Ce geste marque un tournant. Pour la première fois, Cha Soo-hyun ne se contente pas de recevoir des images, elle en crée. Elle regarde le monde à travers le viseur, avec lenteur, avec attention, et ce regard change tout. Ce n’est plus seulement le monde qu’elle observe, mais une version douce, apaisée, réconciliée de celui-ci. Elle photographie ce qui l’émeut, ce qui la surprend, ce qui la touche — y compris lui. Quand elle prend Jin-hyuk en photo, c’est sa façon à elle de dire ce qu’elle n’ose pas encore formuler : « Je te vois. » L’appareil photo devient alors le vecteur d’un double changement de perspective, de l’un vers l’autre, mais aussi d’eux vers le monde. La photographie devient l’espace où leurs silences se rencontrent, où la tendresse circule, et où l’amour naît sans bruit.

Les animations de Jamsan

Dans Encounter, les animations qui ouvrent et concluent chaque épisode frappent par leur poésie visuelle singulière.
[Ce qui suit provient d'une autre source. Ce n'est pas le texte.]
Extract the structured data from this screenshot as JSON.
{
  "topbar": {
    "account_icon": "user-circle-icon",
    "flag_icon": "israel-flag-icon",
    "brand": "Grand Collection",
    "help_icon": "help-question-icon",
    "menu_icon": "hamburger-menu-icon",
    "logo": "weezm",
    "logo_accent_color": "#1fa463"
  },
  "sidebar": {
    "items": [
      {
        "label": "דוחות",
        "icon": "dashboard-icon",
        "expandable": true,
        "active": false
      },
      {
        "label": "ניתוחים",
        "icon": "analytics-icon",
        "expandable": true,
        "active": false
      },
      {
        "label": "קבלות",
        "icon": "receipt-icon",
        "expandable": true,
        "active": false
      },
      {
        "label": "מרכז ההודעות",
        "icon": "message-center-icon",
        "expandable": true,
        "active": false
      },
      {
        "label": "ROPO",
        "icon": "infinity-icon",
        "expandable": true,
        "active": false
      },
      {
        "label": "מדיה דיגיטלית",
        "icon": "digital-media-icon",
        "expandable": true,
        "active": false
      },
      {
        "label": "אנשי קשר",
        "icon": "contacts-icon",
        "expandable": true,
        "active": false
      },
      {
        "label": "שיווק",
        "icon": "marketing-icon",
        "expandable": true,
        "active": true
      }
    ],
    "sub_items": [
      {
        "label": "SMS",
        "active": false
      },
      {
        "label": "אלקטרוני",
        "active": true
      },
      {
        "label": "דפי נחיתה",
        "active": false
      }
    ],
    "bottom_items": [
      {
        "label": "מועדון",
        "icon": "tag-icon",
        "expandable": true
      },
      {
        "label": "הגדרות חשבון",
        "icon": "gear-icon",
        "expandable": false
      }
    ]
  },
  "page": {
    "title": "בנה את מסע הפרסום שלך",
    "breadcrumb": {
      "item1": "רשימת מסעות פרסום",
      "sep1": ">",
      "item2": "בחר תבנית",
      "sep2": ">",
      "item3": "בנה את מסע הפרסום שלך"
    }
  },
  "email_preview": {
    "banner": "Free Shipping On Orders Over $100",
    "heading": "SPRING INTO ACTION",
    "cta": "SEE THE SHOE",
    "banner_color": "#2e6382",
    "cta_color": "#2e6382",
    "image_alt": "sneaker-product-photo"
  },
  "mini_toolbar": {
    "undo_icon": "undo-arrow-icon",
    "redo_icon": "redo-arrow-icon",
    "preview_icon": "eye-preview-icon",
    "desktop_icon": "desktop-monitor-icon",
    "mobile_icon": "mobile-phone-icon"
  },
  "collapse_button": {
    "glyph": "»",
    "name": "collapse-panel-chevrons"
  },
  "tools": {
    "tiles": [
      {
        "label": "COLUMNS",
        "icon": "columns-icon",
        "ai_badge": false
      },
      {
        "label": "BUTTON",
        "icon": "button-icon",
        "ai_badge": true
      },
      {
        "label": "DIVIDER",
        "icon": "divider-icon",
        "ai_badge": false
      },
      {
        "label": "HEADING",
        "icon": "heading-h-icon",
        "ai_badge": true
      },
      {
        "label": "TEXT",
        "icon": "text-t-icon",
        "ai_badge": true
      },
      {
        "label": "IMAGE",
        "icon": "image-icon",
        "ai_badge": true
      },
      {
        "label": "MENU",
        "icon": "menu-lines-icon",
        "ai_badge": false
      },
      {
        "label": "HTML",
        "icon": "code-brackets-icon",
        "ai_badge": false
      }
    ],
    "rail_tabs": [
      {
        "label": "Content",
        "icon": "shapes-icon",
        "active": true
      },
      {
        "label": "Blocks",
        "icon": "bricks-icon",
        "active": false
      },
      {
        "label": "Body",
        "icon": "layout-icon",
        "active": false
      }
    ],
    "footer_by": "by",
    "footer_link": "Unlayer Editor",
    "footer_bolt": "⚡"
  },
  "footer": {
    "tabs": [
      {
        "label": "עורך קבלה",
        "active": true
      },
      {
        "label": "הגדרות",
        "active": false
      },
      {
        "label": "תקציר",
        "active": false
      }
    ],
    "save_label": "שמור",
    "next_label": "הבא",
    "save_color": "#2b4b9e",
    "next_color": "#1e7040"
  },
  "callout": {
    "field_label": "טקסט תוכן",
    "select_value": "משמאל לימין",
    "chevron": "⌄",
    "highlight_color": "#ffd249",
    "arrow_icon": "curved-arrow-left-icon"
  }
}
Elles intriguent mais deviennent des incontournables de la série. Conçues par l’illustrateur sud-coréen Jamsan (It’s okay to not to be okay), elles s’apparentent à des pages d’un conte de fées moderne. On y découvre des personnages stylisés, des chevaux ailés, des châteaux éthérés, des papillons en suspension, des ciels d’aquarelle où s’entrelacent le jour et la nuit. Ces saynètes brèves, dessinées en digital painting, évoquent un monde à la fois intime et symbolique, entre rêve et mélancolie. Elles ne sont jamais redondantes, mais toujours en lien subtil avec l’épisode qu’elles encadrent, comme un écho visuel des émotions qui traversent les deux protagonistes.

Jamsan a pu lire les scénarios avant de réaliser ses œuvres, ce qui lui permet d’ancrer chaque animation dans l’évolution narrative propre à l’épisode. Une femme seule sur une île baignée de lumière, un homme assis dans l’ombre, une fleur qui s’ouvre puis se fane, deux silhouettes qui se cherchent sans se toucher : ces images condensent en quelques secondes l’essence d’un moment clé de l’histoire. Elles annoncent parfois une rencontre, parfois une séparation, une hésitation ou une révélation. L’imagerie est simple, mais jamais naïve. Elle épouse la tonalité douce-amère du récit, où l’amour, même sincère, ne peut se déployer sans obstacle.

Ce langage visuel agit comme un prélude émotionnel. En quelques traits, Jamsan évoque le cœur battant de l’épisode, ce qui ne se dit pas encore mais se ressent déjà. Il transpose l’intime en symbole, le regard en lumière, le silence en mouvement. Ses animations sont comme les marges dessinées d’un carnet secret, celui de Soo-hyun et Jin-hyuk, où l’on pourrait lire leurs pensées les plus enfouies.

Loin d’être de simples ornementations, ces vignettes animées forment un pont entre le réel et le rêve, entre l’image et l’imaginaire. Elles nous rappellent que l’histoire de Encounter n’est pas seulement racontée avec des mots ou des dialogues, mais aussi avec des couleurs, des gestes suspendus, et ce souffle visuel qui prolonge le conte de fées fragile que vivent les deux héros.